Wander deeper into the market and you will find a variety of stalls selling woven bags.
For my Oaxaca tours, I usually buy a variety of these and fill them with candy, a welcome folder and other goodies that await my guests in their rooms.
These baskets woven in a heavy plastic are perfect for your carry on tote when traveling.  The are pretty indestructible.
Basket weaving is dependent on the areas local plants such as reeds and grasses, cane and willow twigs, cactus and palm fibers for the raw material.
After taking my group to Monte Alban, we head over to the Thursday market in Zaachila.  This is where you will find these beautiful, sturdy baskets with handles.  The weavers work with "carrizo", a reed from Antilla brought over during the Spanish times, and bamboo, first introduced in Morelia from Asia.
I could not resist purchasing this one from this charming lady. 
A few years ago, I did a flower arranging presentation for the Bow Mar Garden Club just outside of Denver and I used that basket I had purchased in Zaachila.  After lining the basket with heavy plastic to ensure it was water tight, it made for the perfect container to showcase the pink peonies, the pale green Viburnum along with the rhubarb leaves that lined the perimeter. 
Such creativity.
Across from where I had bought the basket in the Zachilla market was a lady selling these large basket, Tompiates.
These Tompiates are used to transport and store fruits, vegetables and other bulky items.
Friday is the big market day in Ocotlan de Morelos and is one of my all time favorite markets.  This large basket has served her well over the years.
How beautiful are these purple-blue Agapanthas standing in this big "canasta".

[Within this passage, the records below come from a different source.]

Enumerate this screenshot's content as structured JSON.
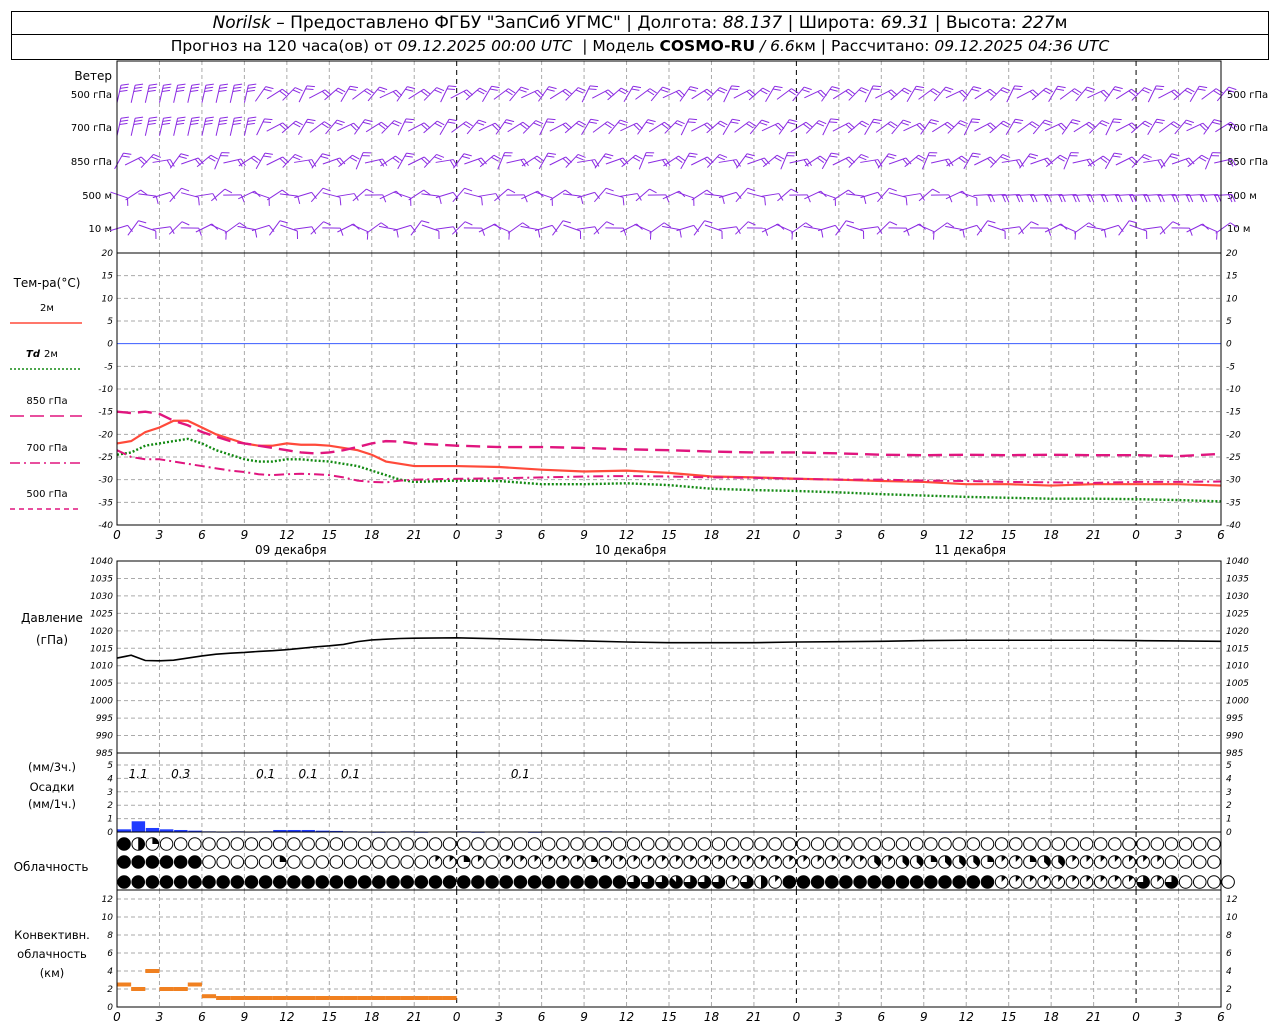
{
  "header": {
    "station": "Norilsk",
    "dash": " – ",
    "provider": "Предоставлено ФГБУ \"ЗапСиб УГМС\"",
    "lon_label": "Долгота:",
    "lon_value": "88.137",
    "lat_label": "Широта:",
    "lat_value": "69.31",
    "alt_label": "Высота:",
    "alt_value": "227",
    "alt_unit": "м",
    "sep": " | ",
    "forecast_prefix": "Прогноз на 120 часа(ов) от",
    "forecast_start": "09.12.2025 00:00 UTC",
    "model_label": "| Модель",
    "model_name": "COSMO-RU",
    "model_res": "/ 6.6",
    "model_unit": "км",
    "calc_label": "| Рассчитано:",
    "calc_time": "09.12.2025 04:36 UTC"
  },
  "wind_panel": {
    "title": "Ветер",
    "levels": [
      "500 гПа",
      "700 гПа",
      "850 гПа",
      "500 м",
      "10 м"
    ],
    "barb_color": "#8b2be2"
  },
  "temp_panel": {
    "title": "Тем-ра(°C)",
    "legend": [
      {
        "label": "2м",
        "color": "#ff4a3a",
        "dash": "solid"
      },
      {
        "label_it": "Td",
        "label": "2м",
        "color": "#138a13",
        "dash": "dotted"
      },
      {
        "label": "850 гПа",
        "color": "#e0157e",
        "dash": "longdash"
      },
      {
        "label": "700 гПа",
        "color": "#e0157e",
        "dash": "dashdot"
      },
      {
        "label": "500 гПа",
        "color": "#e0157e",
        "dash": "dash"
      }
    ],
    "y_ticks": [
      "20",
      "15",
      "10",
      "5",
      "0",
      "-5",
      "-10",
      "-15",
      "-20",
      "-25",
      "-30",
      "-35",
      "-40"
    ],
    "zero_line_color": "#3a5bff"
  },
  "time_axis": {
    "hour_labels": [
      "0",
      "3",
      "6",
      "9",
      "12",
      "15",
      "18",
      "21",
      "0",
      "3",
      "6",
      "9",
      "12",
      "15",
      "18",
      "21",
      "0",
      "3",
      "6",
      "9",
      "12",
      "15",
      "18",
      "21",
      "0",
      "3",
      "6"
    ],
    "day_labels": [
      "09 декабря",
      "10 декабря",
      "11 декабря"
    ]
  },
  "pressure_panel": {
    "title_line1": "Давление",
    "title_line2": "(гПа)",
    "y_ticks": [
      "1040",
      "1035",
      "1030",
      "1025",
      "1020",
      "1015",
      "1010",
      "1005",
      "1000",
      "995",
      "990",
      "985"
    ]
  },
  "precip_panel": {
    "title_line1": "(мм/3ч.)",
    "title_line2": "Осадки",
    "title_line3": "(мм/1ч.)",
    "y_ticks": [
      "5",
      "4",
      "3",
      "2",
      "1",
      "0"
    ],
    "sums": [
      {
        "hour": 1.5,
        "text": "1.1"
      },
      {
        "hour": 4.5,
        "text": "0.3"
      },
      {
        "hour": 10.5,
        "text": "0.1"
      },
      {
        "hour": 13.5,
        "text": "0.1"
      },
      {
        "hour": 16.5,
        "text": "0.1"
      },
      {
        "hour": 28.5,
        "text": "0.1"
      }
    ]
  },
  "cloud_panel": {
    "title": "Облачность"
  },
  "conv_panel": {
    "title_line1": "Конвективн.",
    "title_line2": "облачность",
    "title_line3": "(км)",
    "y_ticks": [
      "12",
      "10",
      "8",
      "6",
      "4",
      "2",
      "0"
    ]
  },
  "chart_data": {
    "type": "line",
    "x_unit": "hours from 09.12.2025 00:00 UTC",
    "x_range": [
      0,
      78
    ],
    "temperature": {
      "ylim": [
        -40,
        20
      ],
      "series": [
        {
          "name": "2м",
          "x": [
            0,
            1,
            2,
            3,
            4,
            5,
            6,
            7,
            8,
            9,
            10,
            11,
            12,
            13,
            14,
            15,
            16,
            17,
            18,
            19,
            20,
            21,
            24,
            27,
            30,
            33,
            36,
            39,
            42,
            45,
            48,
            51,
            54,
            57,
            60,
            63,
            66,
            69,
            72,
            75,
            78
          ],
          "values": [
            -22,
            -21.5,
            -19.5,
            -18.5,
            -17,
            -17,
            -18.5,
            -20,
            -21,
            -22,
            -22.5,
            -22.5,
            -22,
            -22.3,
            -22.3,
            -22.5,
            -23,
            -23.5,
            -24.5,
            -26,
            -26.5,
            -27,
            -27,
            -27.2,
            -27.8,
            -28.2,
            -28,
            -28.5,
            -29.3,
            -29.5,
            -29.8,
            -30,
            -30.3,
            -30.5,
            -31,
            -31,
            -31.3,
            -31,
            -31,
            -31,
            -31.3
          ]
        },
        {
          "name": "Td 2м",
          "x": [
            0,
            1,
            2,
            3,
            4,
            5,
            6,
            7,
            8,
            9,
            10,
            11,
            12,
            13,
            14,
            15,
            16,
            17,
            18,
            19,
            20,
            21,
            24,
            27,
            30,
            33,
            36,
            39,
            42,
            45,
            48,
            51,
            54,
            57,
            60,
            63,
            66,
            69,
            72,
            75,
            78
          ],
          "values": [
            -24.5,
            -24,
            -22.5,
            -22,
            -21.5,
            -21,
            -22,
            -23.5,
            -24.5,
            -25.5,
            -26,
            -26,
            -25.5,
            -25.5,
            -25.8,
            -26,
            -26.5,
            -27,
            -28,
            -29,
            -30,
            -30.5,
            -30.2,
            -30.3,
            -31,
            -31,
            -30.8,
            -31.2,
            -32,
            -32.3,
            -32.5,
            -32.8,
            -33.2,
            -33.5,
            -33.8,
            -34,
            -34.2,
            -34.2,
            -34.3,
            -34.5,
            -34.8
          ]
        },
        {
          "name": "850 гПа",
          "x": [
            0,
            1,
            2,
            3,
            4,
            5,
            6,
            7,
            8,
            9,
            10,
            11,
            12,
            13,
            14,
            15,
            16,
            17,
            18,
            19,
            20,
            21,
            24,
            27,
            30,
            33,
            36,
            39,
            42,
            45,
            48,
            51,
            54,
            57,
            60,
            63,
            66,
            69,
            72,
            75,
            78
          ],
          "values": [
            -15,
            -15.3,
            -15,
            -15.5,
            -17,
            -18,
            -19.5,
            -20.5,
            -21.5,
            -22,
            -22.5,
            -23,
            -23.5,
            -24,
            -24.2,
            -24,
            -23.5,
            -22.8,
            -22,
            -21.5,
            -21.6,
            -22,
            -22.5,
            -22.8,
            -22.8,
            -23,
            -23.3,
            -23.5,
            -23.8,
            -24,
            -24,
            -24.2,
            -24.5,
            -24.6,
            -24.5,
            -24.6,
            -24.5,
            -24.6,
            -24.6,
            -24.8,
            -24.3
          ]
        },
        {
          "name": "700 гПа",
          "x": [
            0,
            1,
            2,
            3,
            4,
            5,
            6,
            7,
            8,
            9,
            10,
            11,
            12,
            13,
            14,
            15,
            16,
            17,
            18,
            19,
            20,
            21,
            24,
            27,
            30,
            33,
            36,
            39,
            42,
            45,
            48,
            51,
            54,
            57,
            60,
            63,
            66,
            69,
            72,
            75,
            78
          ],
          "values": [
            -23.5,
            -25,
            -25.5,
            -25.5,
            -26,
            -26.5,
            -27,
            -27.5,
            -28,
            -28.3,
            -28.8,
            -29,
            -28.8,
            -28.7,
            -28.8,
            -29,
            -29.5,
            -30.2,
            -30.5,
            -30.6,
            -30.2,
            -30,
            -29.8,
            -29.7,
            -29.5,
            -29.3,
            -29.2,
            -29.3,
            -29.5,
            -29.6,
            -29.8,
            -30,
            -30,
            -30.2,
            -30.3,
            -30.5,
            -30.6,
            -30.7,
            -30.5,
            -30.5,
            -30.4
          ]
        }
      ]
    },
    "pressure": {
      "ylim": [
        985,
        1040
      ],
      "x": [
        0,
        1,
        2,
        3,
        4,
        5,
        6,
        7,
        8,
        9,
        10,
        11,
        12,
        13,
        14,
        15,
        16,
        17,
        18,
        19,
        20,
        21,
        24,
        27,
        30,
        33,
        36,
        39,
        42,
        45,
        48,
        51,
        54,
        57,
        60,
        63,
        66,
        69,
        72,
        75,
        78
      ],
      "values": [
        1012.2,
        1013,
        1011.5,
        1011.4,
        1011.6,
        1012.2,
        1012.8,
        1013.3,
        1013.6,
        1013.8,
        1014.1,
        1014.3,
        1014.6,
        1015,
        1015.4,
        1015.7,
        1016.1,
        1016.9,
        1017.4,
        1017.6,
        1017.8,
        1017.9,
        1018,
        1017.7,
        1017.4,
        1017.1,
        1016.8,
        1016.6,
        1016.6,
        1016.6,
        1016.8,
        1016.9,
        1017,
        1017.2,
        1017.3,
        1017.3,
        1017.3,
        1017.3,
        1017.2,
        1017.1,
        1017
      ]
    },
    "precip_hourly_mm": {
      "ylim": [
        0,
        5
      ],
      "x": [
        0,
        1,
        2,
        3,
        4,
        5,
        6,
        7,
        8,
        9,
        10,
        11,
        12,
        13,
        14,
        15,
        16,
        17,
        18,
        19,
        20,
        21,
        22,
        23,
        24,
        25,
        26,
        27,
        28,
        29,
        30,
        31,
        32,
        33,
        34,
        35,
        36,
        37,
        38,
        39,
        40,
        41,
        42,
        43,
        44,
        45,
        46,
        47,
        48,
        49,
        50,
        51,
        52,
        53,
        54,
        55,
        56,
        57,
        58,
        59,
        60,
        61,
        62,
        63,
        64,
        65,
        66,
        67,
        68,
        69,
        70,
        71,
        72,
        73,
        74,
        75,
        76,
        77
      ],
      "values": [
        0.2,
        0.8,
        0.3,
        0.2,
        0.15,
        0.1,
        0.05,
        0.03,
        0.05,
        0.03,
        0.05,
        0.15,
        0.15,
        0.15,
        0.1,
        0.08,
        0.05,
        0.03,
        0.02,
        0.03,
        0.05,
        0.02,
        0,
        0,
        0.05,
        0.02,
        0,
        0,
        0.04,
        0.02,
        0,
        0,
        0,
        0,
        0.05,
        0,
        0,
        0,
        0,
        0,
        0,
        0,
        0,
        0,
        0,
        0,
        0,
        0,
        0,
        0,
        0,
        0,
        0,
        0,
        0,
        0,
        0,
        0,
        0.03,
        0,
        0,
        0,
        0,
        0,
        0,
        0,
        0,
        0,
        0,
        0,
        0,
        0,
        0,
        0,
        0,
        0,
        0,
        0
      ]
    },
    "cloud_cover_octas": {
      "note": "rows top to bottom: upper, middle, lower",
      "upper": [
        8,
        4,
        2,
        0,
        0,
        0,
        0,
        0,
        0,
        0,
        0,
        0,
        0,
        0,
        0,
        0,
        0,
        0,
        0,
        0,
        0,
        0,
        0,
        0,
        0,
        0,
        0,
        0,
        0,
        0,
        0,
        0,
        0,
        0,
        0,
        0,
        0,
        0,
        0,
        0,
        0,
        0,
        0,
        0,
        0,
        0,
        0,
        0,
        0,
        0,
        0,
        0,
        0,
        0,
        0,
        0,
        0,
        0,
        0,
        0,
        0,
        0,
        0,
        0,
        0,
        0,
        0,
        0,
        0,
        0,
        0,
        0,
        0,
        0,
        0,
        0,
        0,
        0
      ],
      "middle": [
        8,
        8,
        8,
        8,
        8,
        8,
        0,
        0,
        0,
        0,
        0,
        2,
        0,
        0,
        0,
        0,
        0,
        0,
        0,
        0,
        0,
        0,
        1,
        1,
        2,
        1,
        0,
        1,
        1,
        1,
        1,
        1,
        1,
        2,
        1,
        1,
        1,
        1,
        1,
        1,
        1,
        1,
        1,
        1,
        1,
        1,
        1,
        1,
        1,
        1,
        1,
        1,
        1,
        3,
        1,
        3,
        3,
        2,
        3,
        3,
        3,
        2,
        1,
        1,
        2,
        3,
        3,
        1,
        1,
        1,
        1,
        1,
        1,
        1,
        0,
        0,
        0,
        0
      ],
      "lower": [
        8,
        8,
        8,
        8,
        8,
        8,
        8,
        8,
        8,
        8,
        8,
        8,
        8,
        8,
        8,
        8,
        8,
        8,
        8,
        8,
        8,
        8,
        8,
        8,
        8,
        8,
        8,
        8,
        8,
        8,
        8,
        8,
        8,
        8,
        8,
        8,
        6,
        6,
        6,
        7,
        6,
        6,
        6,
        1,
        6,
        4,
        1,
        8,
        8,
        8,
        8,
        8,
        8,
        8,
        8,
        8,
        8,
        8,
        8,
        8,
        8,
        8,
        1,
        1,
        1,
        1,
        1,
        1,
        1,
        1,
        1,
        1,
        6,
        1,
        6,
        0,
        0,
        0,
        0
      ]
    },
    "convective_cloud_km": {
      "ylim": [
        0,
        13
      ],
      "x": [
        0,
        1,
        2,
        3,
        4,
        5,
        6,
        7,
        8,
        9,
        10,
        11,
        12,
        13,
        14,
        15,
        16,
        17,
        18,
        19,
        20,
        21,
        22,
        23
      ],
      "values": [
        2.5,
        2,
        4,
        2,
        2,
        2.5,
        1.2,
        1,
        1,
        1,
        1,
        1,
        1,
        1,
        1,
        1,
        1,
        1,
        1,
        1,
        1,
        1,
        1,
        1
      ]
    }
  }
}
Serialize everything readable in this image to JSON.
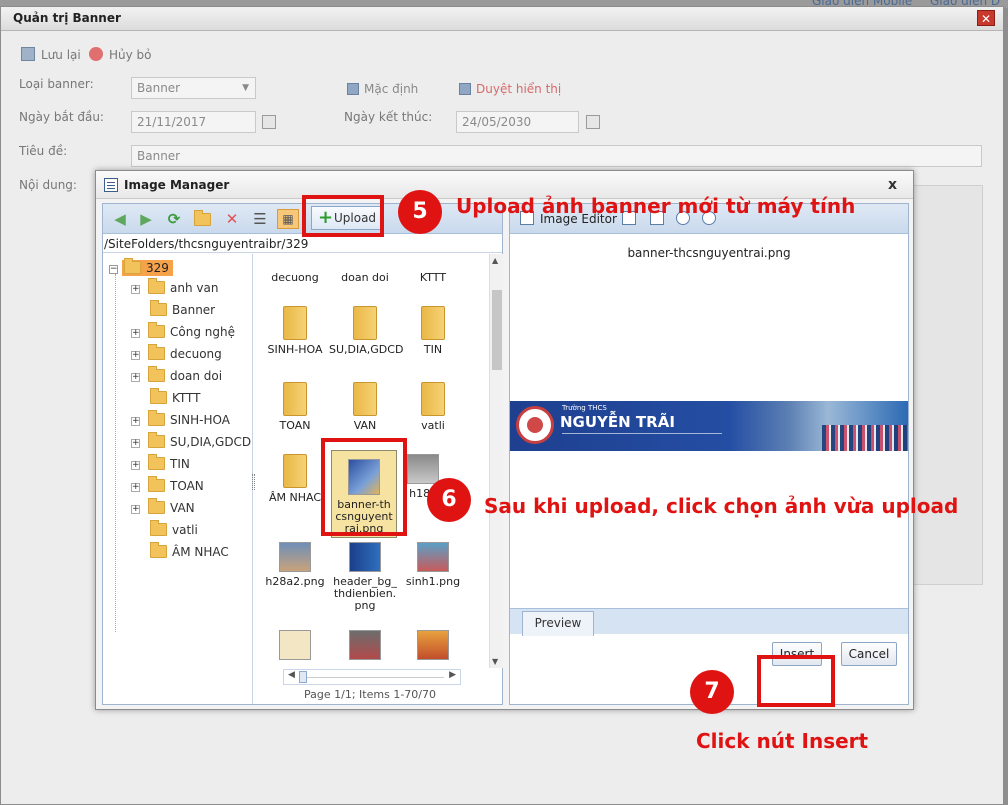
{
  "page": {
    "top_links": [
      "Giao diện Mobile",
      "Giao diện D"
    ]
  },
  "window": {
    "title": "Quản trị Banner",
    "close_glyph": "✕"
  },
  "toolbar": {
    "save_label": "Lưu lại",
    "cancel_label": "Hủy bỏ"
  },
  "form": {
    "banner_type_label": "Loại banner:",
    "banner_type_value": "Banner",
    "default_label": "Mặc định",
    "approve_label": "Duyệt hiển thị",
    "start_date_label": "Ngày bắt đầu:",
    "start_date_value": "21/11/2017",
    "end_date_label": "Ngày kết thúc:",
    "end_date_value": "24/05/2030",
    "title_label": "Tiêu đề:",
    "title_value": "Banner",
    "content_label": "Nội dung:"
  },
  "image_manager": {
    "title": "Image Manager",
    "close_glyph": "x",
    "upload_label": "Upload",
    "path": "/SiteFolders/thcsnguyentraibr/329",
    "tree": {
      "root": "329",
      "items": [
        {
          "label": "anh van",
          "expandable": true
        },
        {
          "label": "Banner",
          "expandable": false
        },
        {
          "label": "Công nghệ",
          "expandable": true
        },
        {
          "label": "decuong",
          "expandable": true
        },
        {
          "label": "doan doi",
          "expandable": true
        },
        {
          "label": "KTTT",
          "expandable": false
        },
        {
          "label": "SINH-HOA",
          "expandable": true
        },
        {
          "label": "SU,DIA,GDCD",
          "expandable": true
        },
        {
          "label": "TIN",
          "expandable": true
        },
        {
          "label": "TOAN",
          "expandable": true
        },
        {
          "label": "VAN",
          "expandable": true
        },
        {
          "label": "vatli",
          "expandable": false
        },
        {
          "label": "ÂM NHAC",
          "expandable": false
        }
      ]
    },
    "grid": {
      "row0": [
        "decuong",
        "doan doi",
        "KTTT"
      ],
      "row1": [
        "SINH-HOA",
        "SU,DIA,GDCD",
        "TIN"
      ],
      "row2": [
        "TOAN",
        "VAN",
        "vatli"
      ],
      "row3_folder": "ÂM NHAC",
      "selected_file": "banner-thcsnguyentrai.png",
      "row3_third": "h18a",
      "row4": [
        "h28a2.png",
        "header_bg_thdienbien.png",
        "sinh1.png"
      ]
    },
    "pager": "Page 1/1; Items 1-70/70",
    "image_editor_label": "Image Editor",
    "preview_filename": "banner-thcsnguyentrai.png",
    "banner": {
      "school_label": "Trường THCS",
      "school_name": "NGUYỄN TRÃI"
    },
    "preview_tab": "Preview",
    "insert_label": "Insert",
    "cancel_label": "Cancel"
  },
  "annotations": {
    "step5_number": "5",
    "step5_text": "Upload ảnh banner mới từ máy tính",
    "step6_number": "6",
    "step6_text": "Sau khi upload, click chọn ảnh vừa upload",
    "step7_number": "7",
    "step7_text": "Click nút Insert",
    "color": "#e01313"
  },
  "colors": {
    "selected_folder": "#f5a24a",
    "toolbar_blue": "#c9d9ec",
    "banner_blue": "#244ea3"
  }
}
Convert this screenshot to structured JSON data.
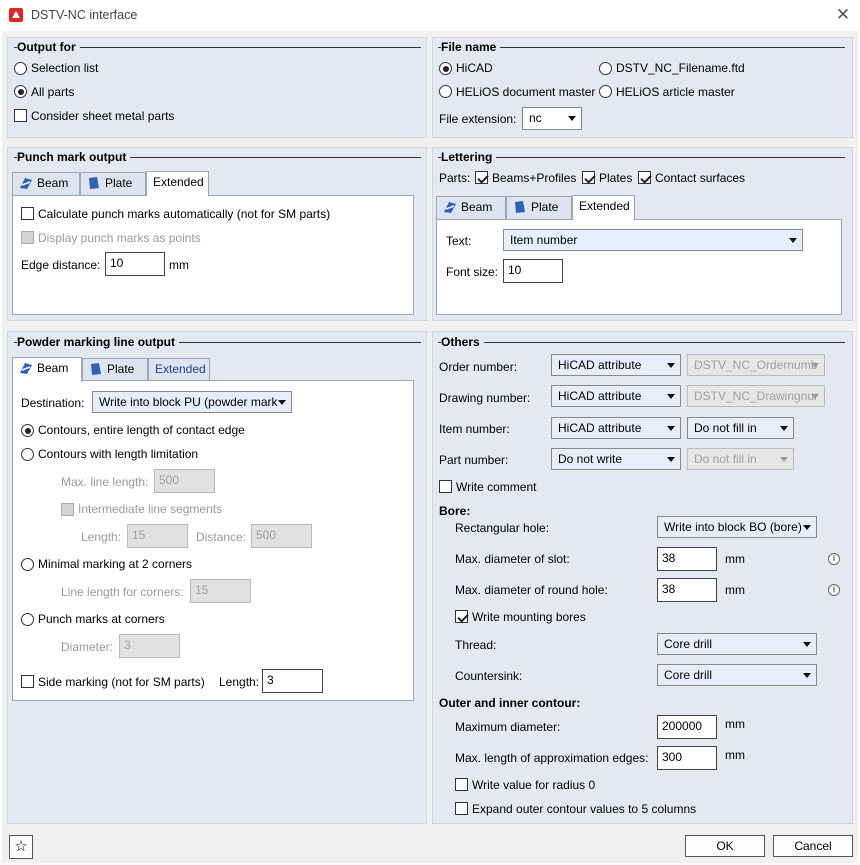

It's always a busy day on Sunday over in the Mercado de Abasto, Oaxaca City's foremost retail and wholesale market on the south-west edge of the city.  Covering a multitude of city blocks, this market sells absolutely everything.  There is a specific section solely dedicated to baskets.  My good friend Esther from San Miguel de Allende and I were marveling on the size and durability of this one basket.
You rarely see a women without her basket when selling or shopping in the markets.
A vendor unloading her produce from her basket at the market in Tlacolula de Matamoros.  You can identify the ladies from this area by the colorful bandanas they wear on their heads.
Such gorgeous produce on display in these baskets.  And my favorite, Flor de Calabazas (squash blossoms). 
One Friday afternoon, we were heading back into Oaxaca City and we spotted these two ladies and the little boy on their way to a festival that was in front of the church we had just passed. 
In the main zocalo near the main Cathedral you will see women with baskets on their heads selling roses and gardenias.
Just one of the many ways baskets are utilized in the Oaxaca valley.   And each basket is truly unique!